The sector has seen sales growth, and that bodes well for capital spending, which tends to lag sales, says Chris Kerlow, CFA, in a Richardson GMP market report. He cites consultancy-services company WSP as a stock benefiting from increased capex spending. The company focuses on engineering projects outside Canada.
“The stock offers a very attractive 2.9% dividend yield, which is supported by strong fundamentals,” he says.
Read: Watch for dividend cuts
Kerlow’s firm also holds names that capitalize on U.S. defence spending. An example is General Dynamics, which recently won a contract to create submarines for the U.S. Navy.
“The stock also acts as a hedge, should geopolitical risks drastically rise,” he says.
In tech, corporate spending might be an even bigger tailwind, as companies invest in upgraded systems that can thwart cyberattacks, says Kerlow.

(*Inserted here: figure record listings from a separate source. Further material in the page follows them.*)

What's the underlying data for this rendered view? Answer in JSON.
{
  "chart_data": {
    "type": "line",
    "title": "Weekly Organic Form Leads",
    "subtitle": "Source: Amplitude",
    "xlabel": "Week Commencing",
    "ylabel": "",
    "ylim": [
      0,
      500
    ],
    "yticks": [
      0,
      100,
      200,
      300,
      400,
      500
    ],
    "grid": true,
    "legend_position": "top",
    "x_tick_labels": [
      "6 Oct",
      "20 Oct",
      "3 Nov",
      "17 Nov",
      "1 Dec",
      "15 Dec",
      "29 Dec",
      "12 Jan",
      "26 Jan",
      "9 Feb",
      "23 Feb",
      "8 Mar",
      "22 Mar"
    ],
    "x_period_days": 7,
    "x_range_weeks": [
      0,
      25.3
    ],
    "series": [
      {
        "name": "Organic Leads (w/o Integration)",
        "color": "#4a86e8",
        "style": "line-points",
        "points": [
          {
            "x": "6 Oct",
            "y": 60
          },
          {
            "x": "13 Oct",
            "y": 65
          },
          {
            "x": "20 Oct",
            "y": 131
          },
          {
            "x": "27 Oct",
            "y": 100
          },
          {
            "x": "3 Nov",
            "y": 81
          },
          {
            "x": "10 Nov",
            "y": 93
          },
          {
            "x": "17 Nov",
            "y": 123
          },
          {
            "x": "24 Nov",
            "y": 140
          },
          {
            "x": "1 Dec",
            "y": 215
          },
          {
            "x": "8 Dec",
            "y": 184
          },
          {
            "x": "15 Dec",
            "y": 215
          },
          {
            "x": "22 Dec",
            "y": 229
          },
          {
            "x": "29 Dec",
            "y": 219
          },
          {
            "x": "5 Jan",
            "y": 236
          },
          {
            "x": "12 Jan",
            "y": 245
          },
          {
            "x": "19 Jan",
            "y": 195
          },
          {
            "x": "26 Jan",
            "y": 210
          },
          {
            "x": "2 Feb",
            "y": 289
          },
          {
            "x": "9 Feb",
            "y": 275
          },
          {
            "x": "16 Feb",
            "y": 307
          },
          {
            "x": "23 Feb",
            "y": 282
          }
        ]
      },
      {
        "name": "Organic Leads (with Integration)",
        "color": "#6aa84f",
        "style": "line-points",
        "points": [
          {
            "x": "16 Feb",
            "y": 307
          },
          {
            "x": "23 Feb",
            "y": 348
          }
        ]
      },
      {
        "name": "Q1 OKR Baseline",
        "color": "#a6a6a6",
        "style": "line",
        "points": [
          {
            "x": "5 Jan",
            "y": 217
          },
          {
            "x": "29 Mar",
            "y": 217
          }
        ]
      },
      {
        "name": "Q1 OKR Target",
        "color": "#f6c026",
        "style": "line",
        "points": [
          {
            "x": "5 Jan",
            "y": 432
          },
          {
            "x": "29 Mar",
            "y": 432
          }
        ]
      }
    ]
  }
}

He names Canadian company Evertz Technology, a market leader in entertainment solutions, as a unique choice for his firm. That’s because larger fund competitors often can’t take advantage of such small companies because of liquidly considerations.
More familiar names are Intel and Microsoft. The former offers nearly 3% dividend yield supported by cash flows from its market-leading seminconductor chips, says Kerlow. The latter has seen 98% growth in its server products and tools division with Azure, the hybrid cloud offering.
“Valuations have begun to get a little stretched, but we continue to hold a modest weight in the name,” he says of Microsoft.
Innovation also comes to the sector in the form of e-commerce. For example, “TFI International and UPS specialize in getting tools and supplies to infrastructure developments,” says Kerlow. He’s further positive on e-commerce because it serves a global marketplace and benefits from healthy competition.